This is a temporary holding tank the clay pots are needed to keep roots contained for replanting in other tanks.


----------



## mattinmd (Aug 16, 2014)

Teebo said:


> *The container on the floor is holding 'emerging plants' I change the water about twice a week in this tub and the ceramic pots breath the water and nutrients in and out...see the rainbow blotches that look like oil? Is this excess nutrients surfacing?? I know house plants turn yellow when over watered and get crispy when over fertilized but the plants that emerge are turning yellow they live in water so does yellowing aquatic plants mean nutrient burn? *


So, the rainbow blotches aren't excess nutrients surfacing per-se... Pretty much all the plant nutrients form salts, not oils. 

I would suspect it is oil, coming from something oily in the substrate, on the pots, or on your hands sometime when you were working in the tank.

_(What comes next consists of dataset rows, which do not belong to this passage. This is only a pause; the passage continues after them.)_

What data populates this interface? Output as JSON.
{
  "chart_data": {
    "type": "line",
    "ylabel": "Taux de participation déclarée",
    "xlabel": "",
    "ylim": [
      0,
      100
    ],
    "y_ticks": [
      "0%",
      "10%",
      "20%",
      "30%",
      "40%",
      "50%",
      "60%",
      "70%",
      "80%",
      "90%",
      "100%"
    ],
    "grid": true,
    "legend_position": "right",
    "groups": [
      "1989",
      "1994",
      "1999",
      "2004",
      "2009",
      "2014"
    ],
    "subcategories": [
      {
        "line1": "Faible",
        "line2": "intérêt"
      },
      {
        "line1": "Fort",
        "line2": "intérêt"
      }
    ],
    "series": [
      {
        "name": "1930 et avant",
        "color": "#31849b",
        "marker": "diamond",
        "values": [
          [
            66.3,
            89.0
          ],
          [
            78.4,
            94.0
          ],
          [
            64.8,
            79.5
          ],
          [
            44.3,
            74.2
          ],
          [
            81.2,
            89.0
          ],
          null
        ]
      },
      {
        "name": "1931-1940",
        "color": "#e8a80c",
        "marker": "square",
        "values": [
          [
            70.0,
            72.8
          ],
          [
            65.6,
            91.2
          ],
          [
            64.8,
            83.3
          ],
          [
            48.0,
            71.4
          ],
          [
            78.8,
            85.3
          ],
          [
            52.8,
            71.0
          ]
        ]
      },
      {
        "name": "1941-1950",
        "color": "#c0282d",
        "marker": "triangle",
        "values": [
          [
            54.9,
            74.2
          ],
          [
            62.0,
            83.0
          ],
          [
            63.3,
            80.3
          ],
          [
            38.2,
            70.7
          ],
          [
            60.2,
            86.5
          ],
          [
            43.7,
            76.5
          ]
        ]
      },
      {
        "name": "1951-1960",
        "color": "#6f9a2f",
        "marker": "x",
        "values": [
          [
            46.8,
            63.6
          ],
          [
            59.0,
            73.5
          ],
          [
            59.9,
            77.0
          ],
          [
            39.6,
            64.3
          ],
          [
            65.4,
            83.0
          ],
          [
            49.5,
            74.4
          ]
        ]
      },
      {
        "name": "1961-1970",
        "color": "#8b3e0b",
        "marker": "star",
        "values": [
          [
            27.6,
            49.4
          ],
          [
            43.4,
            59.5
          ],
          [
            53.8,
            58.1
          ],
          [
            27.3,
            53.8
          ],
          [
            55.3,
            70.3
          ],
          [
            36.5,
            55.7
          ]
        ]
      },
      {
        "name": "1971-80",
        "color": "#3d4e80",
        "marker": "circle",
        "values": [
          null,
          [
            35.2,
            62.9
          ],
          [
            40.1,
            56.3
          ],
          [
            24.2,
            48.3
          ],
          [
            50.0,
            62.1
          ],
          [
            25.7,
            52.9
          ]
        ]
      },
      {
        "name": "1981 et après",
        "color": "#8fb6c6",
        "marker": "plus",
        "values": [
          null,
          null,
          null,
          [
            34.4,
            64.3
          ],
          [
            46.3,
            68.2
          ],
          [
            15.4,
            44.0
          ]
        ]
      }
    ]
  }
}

When it comes to nutrient burn, it is possible to burn aquatics, but not terribly common. It is in part less common because most tanks have some kind of aquatic critters in them, and they generally ends up dying off long before plants show any kind of fertilizer burn. You don't really have any critters, so you don't really have that warning sign, and it is possible you could be burning them.. or it could be deficiency, which is more typical in aquatics. Does the water show high ammonia levels (>1ppm)?

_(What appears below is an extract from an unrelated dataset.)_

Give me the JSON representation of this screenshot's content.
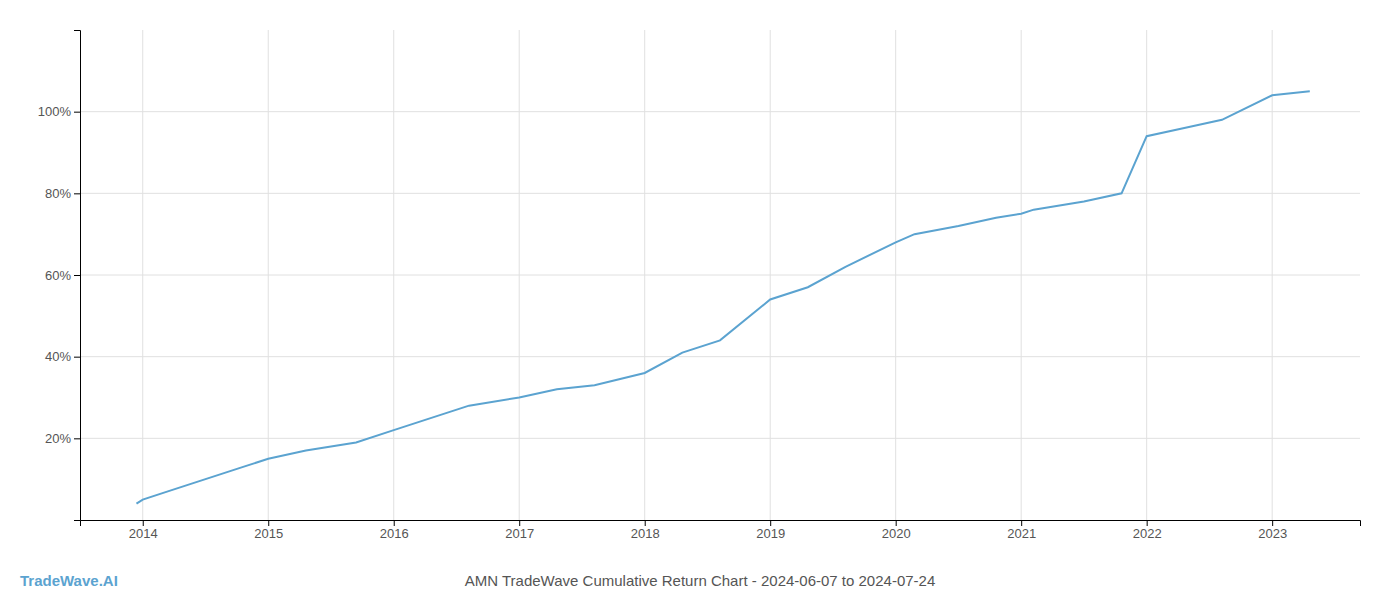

As for your algae, what kind of lighting do you have over those tanks? I know you've got it on a timer, but how long is it on/off?


----------



## Teebo (Jul 15, 2015)

*First off thank you for all your help, no I do not have any critters and I do not have a test kit right now* 

*I have a 9w LED bulb @ 10k and a 10w floodlight @ 6500k halfway over the tank also lighting plants on the floor. On for 8-10 hours a day *

*That white stuff on the heater has gotten worse I pulled it out and let it dry overnight...smells like cheddar cheese lol it attacks just that type of rubber apparently:*










*This is the other tank with the same heater:*










*I am thinking it may be from the Watershield (Brasenia)? The new growth is always encased in a jelly substance you cant even wash off I assume to keep the new growth water sealed, it appears to be breaking off with some new growth could that be it? *










*Some of the leaf pads get spots on them before they even reach the surface as if they rot too quickly?*


----------



## Teebo (Jul 15, 2015)

*Old thread but...I wanted to update it on a new soil type I found. Its called Just Natural Organic and its contents are a little different. It has less nitrogen but more phosphates...I am going to try it out!*


----------